Source.--Pantschatantra, III. v., tr. Benfey, ii. 244-7.

Parallels given in my Aesop, Ro. ii. 10, p. 40. The chief points about them are--(1) though the tale does not exist in either Phaedrus or Babrius, it occurs in prose derivates from the Latin by Ademar, 65, and "Romulus," ii. 10, and from Greek, in Gabrias, 45, and the prose Aesop, ed. Halm, 96; Gitlbauer has restored the Babrian form in his edition of Babrius, No. 160. (2) The fable occurs among folk-tales, Grimm, 105; Woycicki, Poln. Mühr. 105; Gering, Islensk. Aevent 59, possibly derived from La Fontaine, x. 12.

Remarks.--Benfey has proved most ingeniously and conclusively (Einl.) that the Indian fable is the source of both Latin and Greek fables. I may borrow from my Aesop, p. 93, parallel abstracts of the three versions, putting Benfey's results in a graphic form, series of bars indicating the passages where the classical fables have failed to preserve the original.

BIDPAI.

A Brahmin once observed a snake in his field, and thinking it the tutelary spirit of the field, he offered it a libation of milk in a bowl. Next day he finds a piece of gold in the bowl, and he receives this each day after offering the libation. One day he had to go elsewhere, and he sent his son with the libation. The son sees the gold, and thinking the serpent's hole full of treasure determines to slay the snake. He strikes at its head with a cudgel, and the enraged serpent stings him to death. The Brahmin mourns his son's death, but next morning as usual brings the libation of milk (in the hope of getting the gold as before).

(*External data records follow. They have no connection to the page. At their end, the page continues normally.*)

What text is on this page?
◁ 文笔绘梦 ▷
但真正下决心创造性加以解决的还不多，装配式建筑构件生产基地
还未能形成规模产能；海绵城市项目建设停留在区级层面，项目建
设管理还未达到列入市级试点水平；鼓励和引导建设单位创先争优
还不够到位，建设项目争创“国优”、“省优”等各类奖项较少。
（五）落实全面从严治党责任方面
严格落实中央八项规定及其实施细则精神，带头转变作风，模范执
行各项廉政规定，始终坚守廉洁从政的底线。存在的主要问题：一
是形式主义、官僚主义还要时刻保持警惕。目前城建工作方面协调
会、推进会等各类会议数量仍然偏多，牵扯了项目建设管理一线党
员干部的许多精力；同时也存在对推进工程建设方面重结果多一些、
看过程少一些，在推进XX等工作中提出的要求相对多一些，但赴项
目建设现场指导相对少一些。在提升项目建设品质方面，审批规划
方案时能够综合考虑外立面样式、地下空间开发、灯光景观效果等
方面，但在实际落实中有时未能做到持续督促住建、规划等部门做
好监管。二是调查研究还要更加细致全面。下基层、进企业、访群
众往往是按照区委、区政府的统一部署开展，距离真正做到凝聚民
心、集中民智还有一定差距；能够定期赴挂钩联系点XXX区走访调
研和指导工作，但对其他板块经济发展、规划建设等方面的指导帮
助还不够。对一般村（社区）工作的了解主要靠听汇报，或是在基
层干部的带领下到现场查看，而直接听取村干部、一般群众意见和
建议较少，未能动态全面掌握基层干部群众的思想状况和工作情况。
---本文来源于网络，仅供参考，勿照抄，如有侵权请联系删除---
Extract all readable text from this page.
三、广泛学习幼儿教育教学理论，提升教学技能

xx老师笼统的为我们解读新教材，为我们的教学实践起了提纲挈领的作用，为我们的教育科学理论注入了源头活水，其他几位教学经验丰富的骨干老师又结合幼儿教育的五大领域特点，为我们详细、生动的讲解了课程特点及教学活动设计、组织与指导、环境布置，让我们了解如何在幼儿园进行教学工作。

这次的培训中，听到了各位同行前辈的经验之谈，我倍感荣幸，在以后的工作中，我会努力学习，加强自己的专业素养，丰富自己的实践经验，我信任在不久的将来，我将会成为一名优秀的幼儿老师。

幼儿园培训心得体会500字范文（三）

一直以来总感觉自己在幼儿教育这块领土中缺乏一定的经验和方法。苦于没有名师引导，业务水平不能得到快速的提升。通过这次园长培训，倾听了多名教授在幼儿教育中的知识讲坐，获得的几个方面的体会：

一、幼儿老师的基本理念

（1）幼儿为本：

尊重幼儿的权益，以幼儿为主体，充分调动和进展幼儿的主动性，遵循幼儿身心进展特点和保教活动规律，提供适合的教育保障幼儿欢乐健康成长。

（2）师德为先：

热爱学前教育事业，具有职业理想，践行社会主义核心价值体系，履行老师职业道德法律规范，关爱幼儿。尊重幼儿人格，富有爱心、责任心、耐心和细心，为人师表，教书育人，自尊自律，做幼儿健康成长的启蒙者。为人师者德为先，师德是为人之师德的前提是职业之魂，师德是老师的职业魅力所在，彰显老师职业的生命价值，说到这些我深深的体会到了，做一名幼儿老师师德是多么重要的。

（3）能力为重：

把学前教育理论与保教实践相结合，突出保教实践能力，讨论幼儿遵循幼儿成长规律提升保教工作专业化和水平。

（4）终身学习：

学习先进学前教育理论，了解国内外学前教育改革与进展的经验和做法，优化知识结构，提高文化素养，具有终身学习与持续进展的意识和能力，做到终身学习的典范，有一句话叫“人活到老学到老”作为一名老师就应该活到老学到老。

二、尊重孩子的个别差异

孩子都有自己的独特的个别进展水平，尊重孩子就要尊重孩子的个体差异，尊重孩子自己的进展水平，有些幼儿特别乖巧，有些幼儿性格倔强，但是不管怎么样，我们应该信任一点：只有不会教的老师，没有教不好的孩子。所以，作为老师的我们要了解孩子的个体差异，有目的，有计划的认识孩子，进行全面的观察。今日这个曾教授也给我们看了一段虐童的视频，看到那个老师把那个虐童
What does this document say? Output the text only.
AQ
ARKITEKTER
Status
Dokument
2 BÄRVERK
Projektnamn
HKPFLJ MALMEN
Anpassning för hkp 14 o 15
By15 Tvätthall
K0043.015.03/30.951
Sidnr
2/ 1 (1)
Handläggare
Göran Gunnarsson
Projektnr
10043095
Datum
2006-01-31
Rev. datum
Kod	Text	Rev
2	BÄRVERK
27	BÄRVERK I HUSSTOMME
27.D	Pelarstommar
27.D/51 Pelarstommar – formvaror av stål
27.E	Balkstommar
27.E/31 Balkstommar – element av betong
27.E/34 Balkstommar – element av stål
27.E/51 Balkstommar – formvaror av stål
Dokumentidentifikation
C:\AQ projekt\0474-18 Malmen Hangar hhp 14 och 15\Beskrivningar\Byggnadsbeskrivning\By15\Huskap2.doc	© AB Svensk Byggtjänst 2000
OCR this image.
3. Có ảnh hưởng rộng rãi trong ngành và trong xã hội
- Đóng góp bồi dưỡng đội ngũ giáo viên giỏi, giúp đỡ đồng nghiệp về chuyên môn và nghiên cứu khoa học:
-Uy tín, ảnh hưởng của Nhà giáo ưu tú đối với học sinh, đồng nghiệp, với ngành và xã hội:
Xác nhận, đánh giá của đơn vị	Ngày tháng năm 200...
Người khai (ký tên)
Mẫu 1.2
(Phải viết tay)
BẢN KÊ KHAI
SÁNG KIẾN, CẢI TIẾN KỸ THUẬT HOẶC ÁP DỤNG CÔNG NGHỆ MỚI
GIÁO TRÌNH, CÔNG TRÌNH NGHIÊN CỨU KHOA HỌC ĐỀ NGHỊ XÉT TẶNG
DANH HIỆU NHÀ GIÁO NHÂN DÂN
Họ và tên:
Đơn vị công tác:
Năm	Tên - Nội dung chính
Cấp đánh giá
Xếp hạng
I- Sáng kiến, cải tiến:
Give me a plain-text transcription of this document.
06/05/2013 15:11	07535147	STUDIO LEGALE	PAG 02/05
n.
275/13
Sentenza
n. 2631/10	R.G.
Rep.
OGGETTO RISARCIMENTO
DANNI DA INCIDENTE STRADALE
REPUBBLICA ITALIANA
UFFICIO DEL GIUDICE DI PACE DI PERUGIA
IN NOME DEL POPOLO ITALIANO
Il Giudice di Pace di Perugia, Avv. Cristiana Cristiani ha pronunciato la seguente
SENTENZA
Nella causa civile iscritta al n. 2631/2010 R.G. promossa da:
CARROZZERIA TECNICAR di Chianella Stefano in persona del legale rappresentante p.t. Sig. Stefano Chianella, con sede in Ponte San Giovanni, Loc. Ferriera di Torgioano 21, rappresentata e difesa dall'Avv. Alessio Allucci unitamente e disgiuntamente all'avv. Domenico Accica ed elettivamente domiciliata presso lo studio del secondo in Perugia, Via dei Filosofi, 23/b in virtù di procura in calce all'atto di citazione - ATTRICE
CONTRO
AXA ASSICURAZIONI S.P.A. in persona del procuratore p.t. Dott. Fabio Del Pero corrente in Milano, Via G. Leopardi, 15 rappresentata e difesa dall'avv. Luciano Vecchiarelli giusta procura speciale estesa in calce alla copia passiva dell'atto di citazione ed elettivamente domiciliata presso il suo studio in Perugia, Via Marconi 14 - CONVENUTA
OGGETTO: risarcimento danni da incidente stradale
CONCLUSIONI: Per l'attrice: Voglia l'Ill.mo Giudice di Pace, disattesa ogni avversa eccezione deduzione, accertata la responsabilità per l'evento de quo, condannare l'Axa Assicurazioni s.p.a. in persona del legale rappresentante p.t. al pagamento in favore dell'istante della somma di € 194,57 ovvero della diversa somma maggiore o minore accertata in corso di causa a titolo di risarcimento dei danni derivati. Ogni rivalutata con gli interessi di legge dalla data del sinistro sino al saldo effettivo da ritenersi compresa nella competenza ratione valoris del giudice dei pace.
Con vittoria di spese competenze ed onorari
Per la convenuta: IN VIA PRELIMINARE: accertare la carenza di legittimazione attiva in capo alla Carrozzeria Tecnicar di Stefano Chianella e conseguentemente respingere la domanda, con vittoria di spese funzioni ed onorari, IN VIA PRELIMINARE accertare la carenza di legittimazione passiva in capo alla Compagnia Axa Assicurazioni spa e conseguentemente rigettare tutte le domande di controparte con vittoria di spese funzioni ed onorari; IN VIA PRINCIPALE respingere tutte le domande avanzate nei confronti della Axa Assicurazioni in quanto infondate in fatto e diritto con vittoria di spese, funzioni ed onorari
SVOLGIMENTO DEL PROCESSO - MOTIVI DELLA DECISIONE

The serpent appears after a long delay at the mouth of its lair, and declares their friendship at an end, as it could not forget the blow of the Brahmin's son, nor the Brahmin his son's death from the bite of the snake.

Pants. III. v. (Benf. 244-7).

PHAEDRINE.

----A good man had become friendly with the snake, who came into his house and brought luck with it, so that the man became rich through it.----One day he struck the serpent, which disappeared, and with it the man's riches. The good man tries to make it up, but the serpent declares their friendship at an end, as it could not forget the blow.----

Phaed. Dressl. VII. 28 (Rom. II. xi.)

BABRIAN.

----------------A serpent stung a farmer's son to death. The father pursued the serpent with an axe, and struck off part of its tail. Afterwards fearing its vengeance he brought food and honey to its lair, and begged reconciliation. The serpent, however, declares friendship impossible, as it could not forget the blow--nor the farmer his son's death from the bite of the snake.

Aesop; Halm 96b (Babrius-Gitlb. 160).

In the Indian fable every step of the action is thoroughly justified, whereas the Latin form does not explain why the snake was friendly in the first instance, or why the good man was enraged afterwards; and the Greek form starts abruptly, without explaining why the serpent had killed the farmer's son. Make a composite of the Phaedrine and Babrian forms, and you get the Indian one, which is thus shown to be the original of both.